Rechtsschutzversicherung auch auf Reisen?

Ihren Urlaub bezeichnen viele Menschen als die schönste Zeit des Jahres. Umso wichtiger ist es, dass sich Erwartungen erfüllen und die gewünschte Erholung möglich ist. Leider gibt es Fälle, in denen die bei der Buchung ausgelobten Leistungen nicht erbracht werden. Enttäuschung ist nicht ausgleichbar – aber wenigstens kann der finanzielle Schaden gemindert werden. Im Streit mit den Justitiaren eines Reiseveranstalters hilft eine Rechtsschutzversicherung.
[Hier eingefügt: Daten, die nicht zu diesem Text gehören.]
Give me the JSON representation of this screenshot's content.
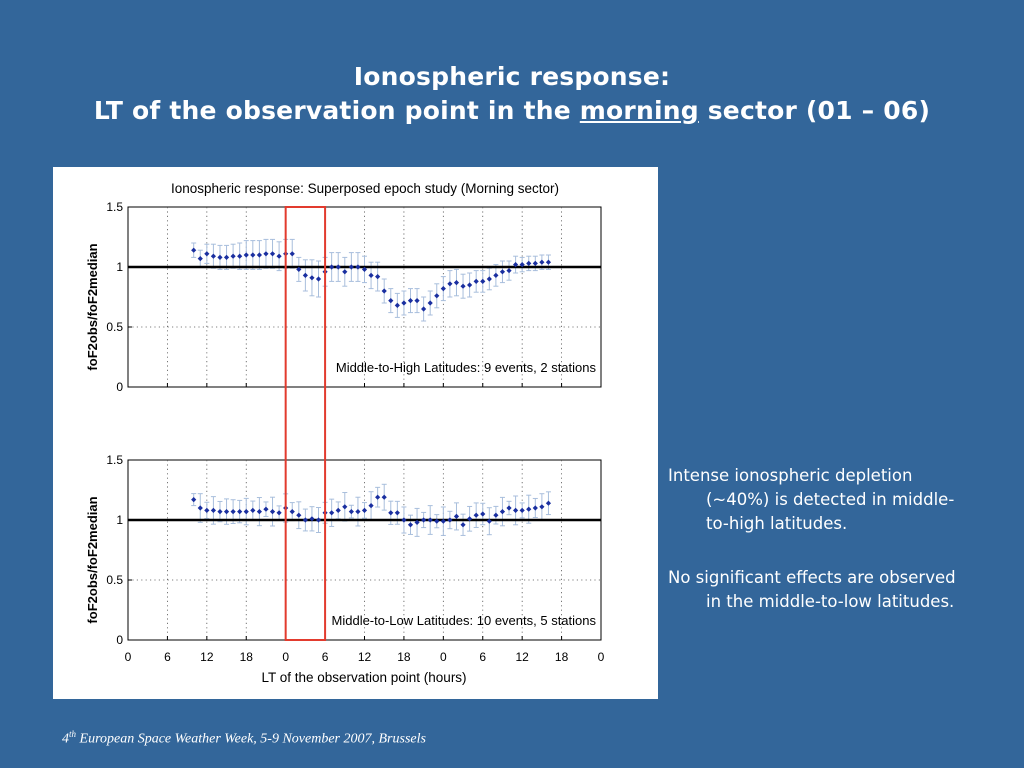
{
  "slide": {
    "title_line1": "Ionospheric response:",
    "title_line2_pre": "LT of the observation point in the",
    "title_line2_emph": "morning",
    "title_line2_post": "sector (01 – 06)",
    "paragraph1": "Intense ionospheric depletion (~40%) is detected in middle-to-high latitudes.",
    "paragraph2": "No significant effects are observed in the middle-to-low latitudes.",
    "footer_num": "4",
    "footer_sup": "th",
    "footer_rest": " European Space Weather Week, 5-9 November 2007, Brussels"
  },
  "chart_data": [
    {
      "type": "scatter",
      "title": "Ionospheric response: Superposed epoch study (Morning sector)",
      "annotation": "Middle-to-High Latitudes: 9 events, 2 stations",
      "ylabel": "foF2obs/foF2median",
      "ylim": [
        0,
        1.5
      ],
      "yticks": [
        0,
        0.5,
        1,
        1.5
      ],
      "ytick_labels": [
        "0",
        "0.5",
        "1",
        "1.5"
      ],
      "grid": true,
      "reference_line": 1,
      "highlight_window_hours": [
        0,
        6
      ],
      "x": [
        -14,
        -13,
        -12,
        -11,
        -10,
        -9,
        -8,
        -7,
        -6,
        -5,
        -4,
        -3,
        -2,
        -1,
        0,
        1,
        2,
        3,
        4,
        5,
        6,
        7,
        8,
        9,
        10,
        11,
        12,
        13,
        14,
        15,
        16,
        17,
        18,
        19,
        20,
        21,
        22,
        23,
        24,
        25,
        26,
        27,
        28,
        29,
        30,
        31,
        32,
        33,
        34,
        35,
        36,
        37,
        38,
        39,
        40
      ],
      "values": [
        1.14,
        1.07,
        1.11,
        1.09,
        1.08,
        1.08,
        1.09,
        1.09,
        1.1,
        1.1,
        1.1,
        1.11,
        1.11,
        1.09,
        1.11,
        1.11,
        0.98,
        0.93,
        0.91,
        0.9,
        0.96,
        1.0,
        1.0,
        0.96,
        1.0,
        1.0,
        0.98,
        0.93,
        0.92,
        0.8,
        0.72,
        0.68,
        0.7,
        0.72,
        0.72,
        0.65,
        0.7,
        0.76,
        0.82,
        0.86,
        0.87,
        0.84,
        0.85,
        0.88,
        0.88,
        0.9,
        0.93,
        0.96,
        0.97,
        1.02,
        1.02,
        1.03,
        1.03,
        1.04,
        1.04
      ],
      "errors": [
        0.06,
        0.07,
        0.08,
        0.1,
        0.1,
        0.1,
        0.1,
        0.11,
        0.12,
        0.12,
        0.12,
        0.12,
        0.12,
        0.12,
        0.12,
        0.12,
        0.1,
        0.13,
        0.15,
        0.15,
        0.12,
        0.12,
        0.12,
        0.12,
        0.12,
        0.12,
        0.11,
        0.11,
        0.12,
        0.1,
        0.1,
        0.1,
        0.1,
        0.1,
        0.1,
        0.1,
        0.1,
        0.1,
        0.1,
        0.11,
        0.11,
        0.1,
        0.1,
        0.09,
        0.09,
        0.09,
        0.09,
        0.09,
        0.08,
        0.07,
        0.06,
        0.06,
        0.06,
        0.06,
        0.06
      ]
    },
    {
      "type": "scatter",
      "annotation": "Middle-to-Low Latitudes: 10 events, 5 stations",
      "ylabel": "foF2obs/foF2median",
      "xlabel": "LT of the observation point (hours)",
      "xlim": [
        -24,
        48
      ],
      "xticks": [
        -24,
        -18,
        -12,
        -6,
        0,
        6,
        12,
        18,
        24,
        30,
        36,
        42,
        48
      ],
      "xtick_labels": [
        "0",
        "6",
        "12",
        "18",
        "0",
        "6",
        "12",
        "18",
        "0",
        "6",
        "12",
        "18",
        "0"
      ],
      "ylim": [
        0,
        1.5
      ],
      "yticks": [
        0,
        0.5,
        1,
        1.5
      ],
      "ytick_labels": [
        "0",
        "0.5",
        "1",
        "1.5"
      ],
      "grid": true,
      "reference_line": 1,
      "highlight_window_hours": [
        0,
        6
      ],
      "x": [
        -14,
        -13,
        -12,
        -11,
        -10,
        -9,
        -8,
        -7,
        -6,
        -5,
        -4,
        -3,
        -2,
        -1,
        0,
        1,
        2,
        3,
        4,
        5,
        6,
        7,
        8,
        9,
        10,
        11,
        12,
        13,
        14,
        15,
        16,
        17,
        18,
        19,
        20,
        21,
        22,
        23,
        24,
        25,
        26,
        27,
        28,
        29,
        30,
        31,
        32,
        33,
        34,
        35,
        36,
        37,
        38,
        39,
        40
      ],
      "values": [
        1.17,
        1.1,
        1.08,
        1.08,
        1.07,
        1.07,
        1.07,
        1.07,
        1.07,
        1.08,
        1.07,
        1.09,
        1.07,
        1.06,
        1.1,
        1.07,
        1.04,
        1.0,
        1.01,
        1.0,
        1.06,
        1.06,
        1.08,
        1.11,
        1.07,
        1.07,
        1.08,
        1.12,
        1.19,
        1.19,
        1.06,
        1.06,
        1.0,
        0.96,
        0.98,
        1.0,
        1.0,
        0.99,
        0.99,
        1.0,
        1.03,
        0.96,
        1.01,
        1.04,
        1.05,
        0.99,
        1.04,
        1.07,
        1.1,
        1.08,
        1.08,
        1.09,
        1.1,
        1.11,
        1.14
      ]
    }
  ]
}
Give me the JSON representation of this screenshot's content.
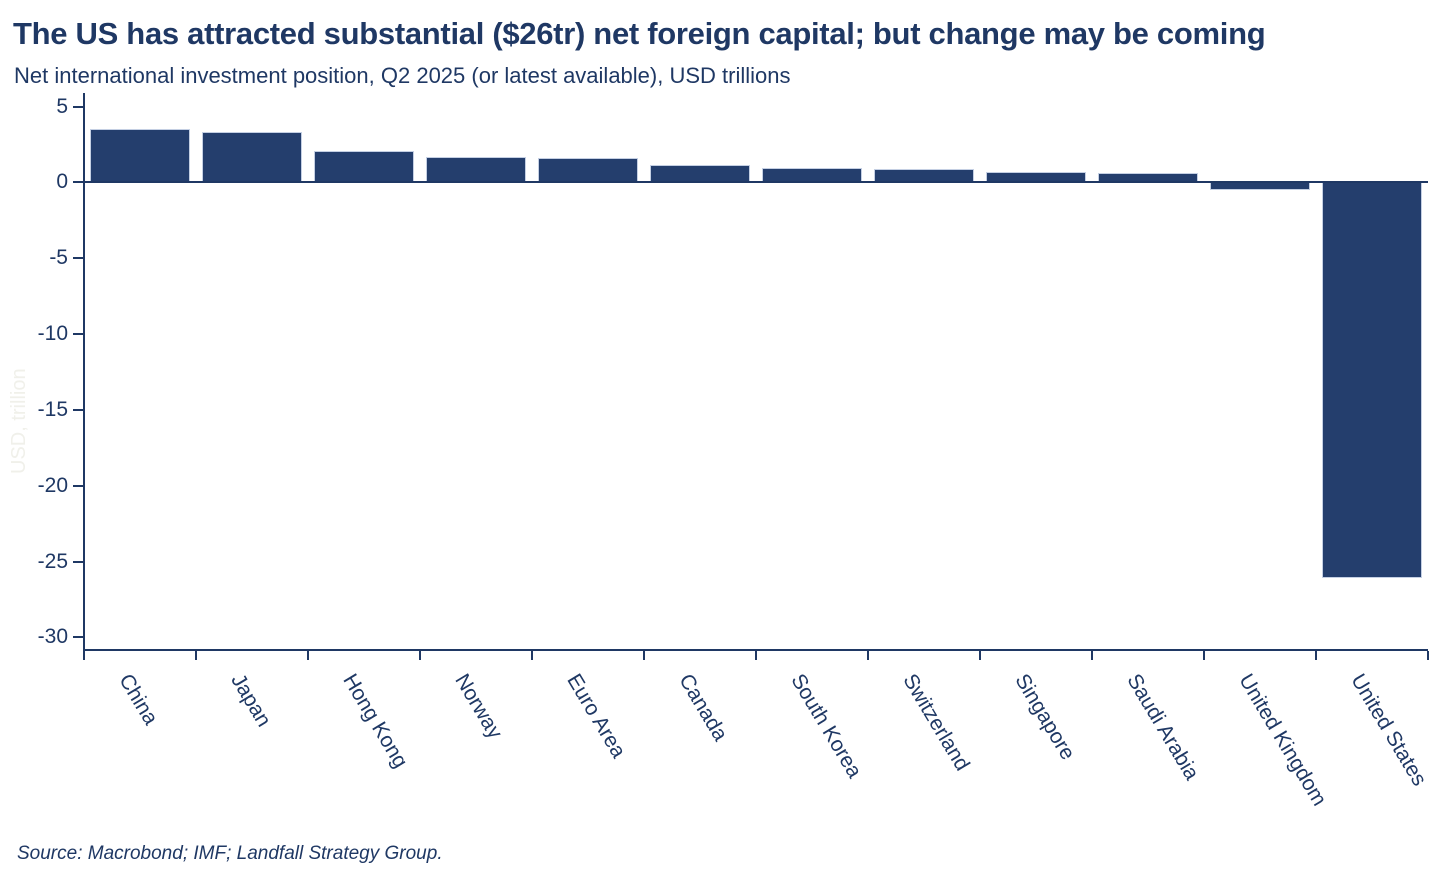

Jeder muss sich sein Recht leisten können

Ein demokratischer Rechtsstaat ist eine hervorragende Einrichtung und laut Deutschem Grundgesetz sind alle vor dem Gesetz gleich – theoretisch. In der Praxis kostet der Rechtsweg mehr Geld, als viele Geschädigte haben. Eine Rechtschutzversicherung ist notwendig, wenn hochspezialisierte Anwälte einer Gegenpartei jeden Winkelzug ausspielen, der ein Verfahren verlängert, aufbläht oder zum Scheitern bringt. Die Rechtsschutzversicherung garantiert das finanzielle Durchhaltevermögen gerade in langwierigen Streitfällen. Neben Anwaltskosten deckt die Rechtsschutzversicherung auch Gutachterkosten ab und der eventuelle Gang in die nächste Instanz wird durch die Rechtsschutzversicherung problemlos möglich.

Reiseveranstalter haben viel Erfahrung

Wenn am Urlaubsort eine Baustelle vor der Tür des Hotelzimmers gelärmt hat oder Ungeziefer die Unterkunft bevölkerte, gibt es Grund für die Rückforderung von Teilen des Reisepreises. Die Beurteilung über den Grad der Beeinträchtigung ist aufwändig und Reiseveranstalter haben in ihren Geschäftsbedingungen vorgesorgt. Das umständliche Klären der juristischen Feinheiten kostet einen Anwalt viele Arbeitsstunden, die mit einer Rechtsschutzversicherung keinen Anlass zur Sorge geben. Ob die „verkehrsgünstige Lage“ aus der Hotel-Beschreibung die Autobahn direkt neben dem Pool rechtfertigt kann eine rechtliche Frage sein, die viel Geld kostet – entweder den Veranstalter oder den Urlauber.

Klagefreudigkeit ist kein Hobby

Jedem Menschen steht sein Recht zu und die Ausübung desselben ist kein Privileg sondern ein Grundrecht. Um dieses Recht unabhängig von der persönlichen wirtschaftlichen Lage wahrnehmen zu können, ist die Rechtsschutzversicherung das richtige Instrument. Die Angewohnheit, wegen jeder Kleinigkeit die Gerichte zu bemühen – kostet ja nichts – hat allerdings den Nachteil, dass die Versicherung übermäßige Beanspruchung mit der Erhöhung der Beiträge für alle Versicherten beantwortet.